There have been plenty of such (heated) debates in the AHF.This would be an interesting topic. Is there a thread on USSR vs. Germany one-on-one?
That was a product of 5 years of world war and not the constellation in 1941. The Slavic populations (with the exception of Poland) were not confronted with the threat and danger of extermination yet. These odds did not exist before 1944, the Wehrmacht was not in full retreat in 1941 and no effective strategic bomber force existed yet either. The Soviets had an average actual strength of about 6,000,000 during the later stages of the conflict and could raise it above 7 million (which would be 90% of committed forces to the WF), with about half of those in the frontlines. This was the number they could support (fully mobilized) with additional outside assistance. The German strength at peak (ignoring Allies) was about 3,000,000 and slightly above 4 million without the impact of other fronts (we are not even factoring in logistics here). Ratio S was 1.9-2.8 and the range of attacks 1.02-1.43. Average efficiency parameters 0.23 and 0.032 respectively. In 1941, the strength of the Heer amounted to 3,050,000, of which 500,000 were in resereve, 1,5 million equally distributed in Luftwaffe services (3/4 of this available for Barbarossa) while in mid 1943 (taking your example), the Soviets had 6,626,735 men (this is closer to actual strength, with 1,135,991 in STAVKA reserve), with 1,500,000 accumulated for defensive operations. In the summer of 1944 (and the destruction of AGC) the Soviets committed 2,400,000 men to the operations with a strength of 6,750,240 (630,769 in reserve). In your hypothetical example for 1941, we would have 2,5 million soldiers from the Heer or a Kampfstärke of 1,100,000 men, facing the RKKA of 6,100,000 men with a front strength of about 2,200,000 men. I fail to observe an initial ratio of 4:1 here. In 1944 this number shrunk below 700,000 men without adequate replacements, opposed by 2,400,000 men. Historically speaking, (in late June 1941), the RKKA in the Western and South Western Fronts faced 1,381,316 men of Army Group Center and South, with a strength of 1,578,211.Why have you any faith that Stalin - having amassed ~4-1 numerical superiority over a Germany that is being pounded by US/UK bombers and bled at the margins of its overextended Empire - that this Stalin would withhold acting?
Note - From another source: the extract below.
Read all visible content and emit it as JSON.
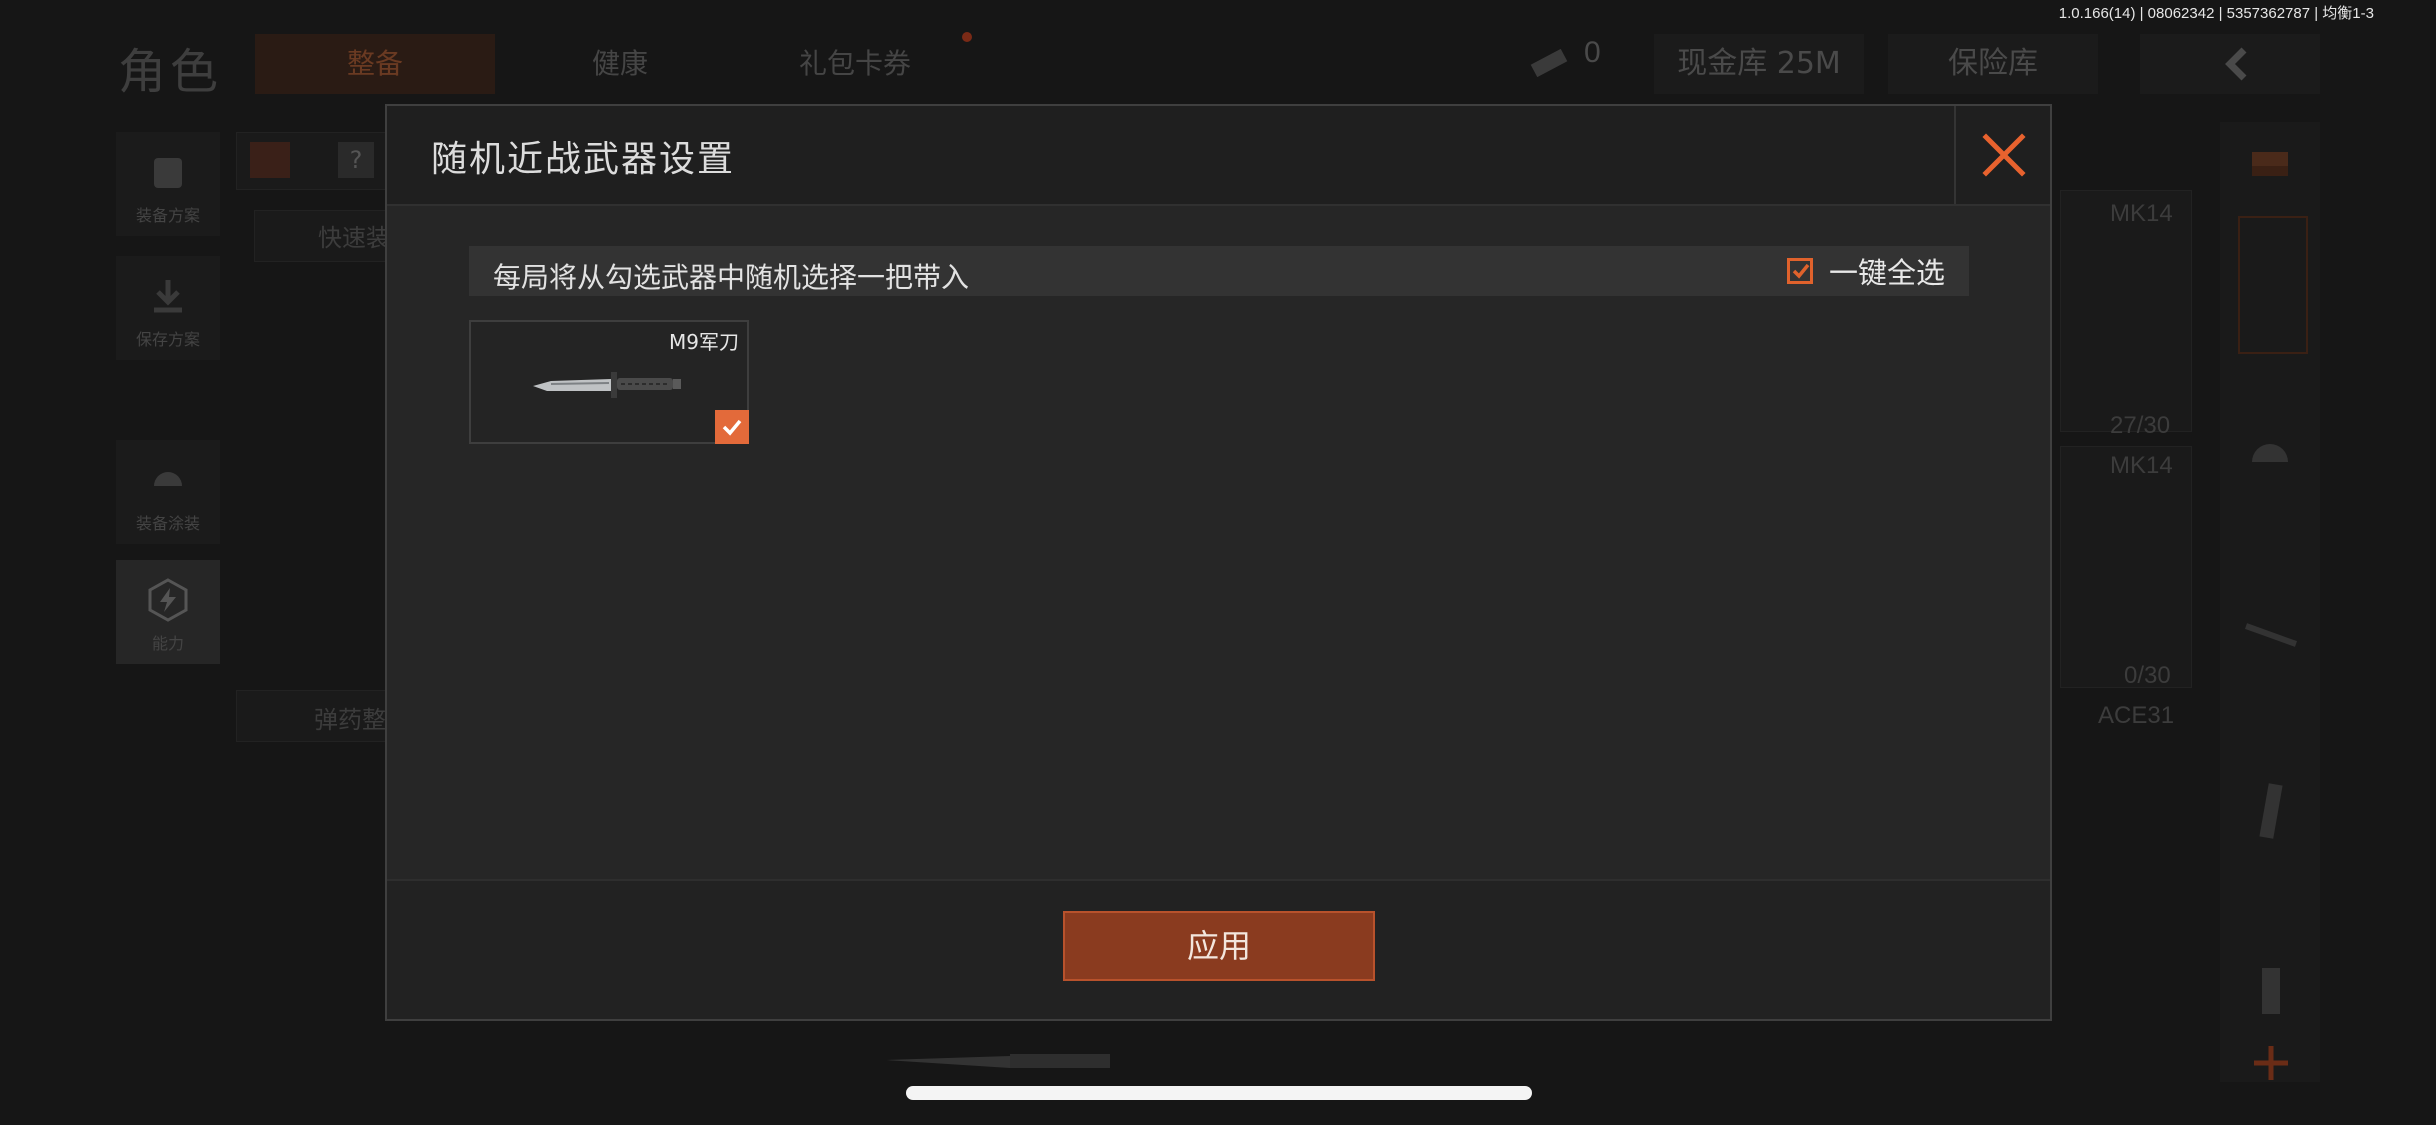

This is exactly why hindsight can be a problem. What many people do is, that they only adjust one aspect of the "what if" scenario and ignore elements which would have affected the conflict much sooner. Conclusion: The Soviets needed to grind down the Wehrmacht over years, while relying on replacements from reconquered territories and the diversion of manpower to other fronts to guarantee victory. Other than that I will redirect you to the Winter War or Afghanistan. The Soviets suffered 391,783 casualties (and gained 11% of Finnish soil), Finland survived and was not absorbed. Those were 40% of their initial strength. In 1941 the Soviets suffered 4,394,094 casualties in under 6 months.
There are those who underestimate certain factions, but also those who completely overestimate the Soviet strength. This was usually propagated by Americans during the "we will bury you", Cold War era. If AGC was destroyed in 1941, I would certainly believe so, but it was not before mid 45.
Anyway, this would require a seperate thread, since we are moving too far off-topic.
Obviously.In geopolitics, it's exactly on target. A new shatterbelt was formed in the Central Pacific. Japan sought to become a Pacific power and the US interfered with their plans.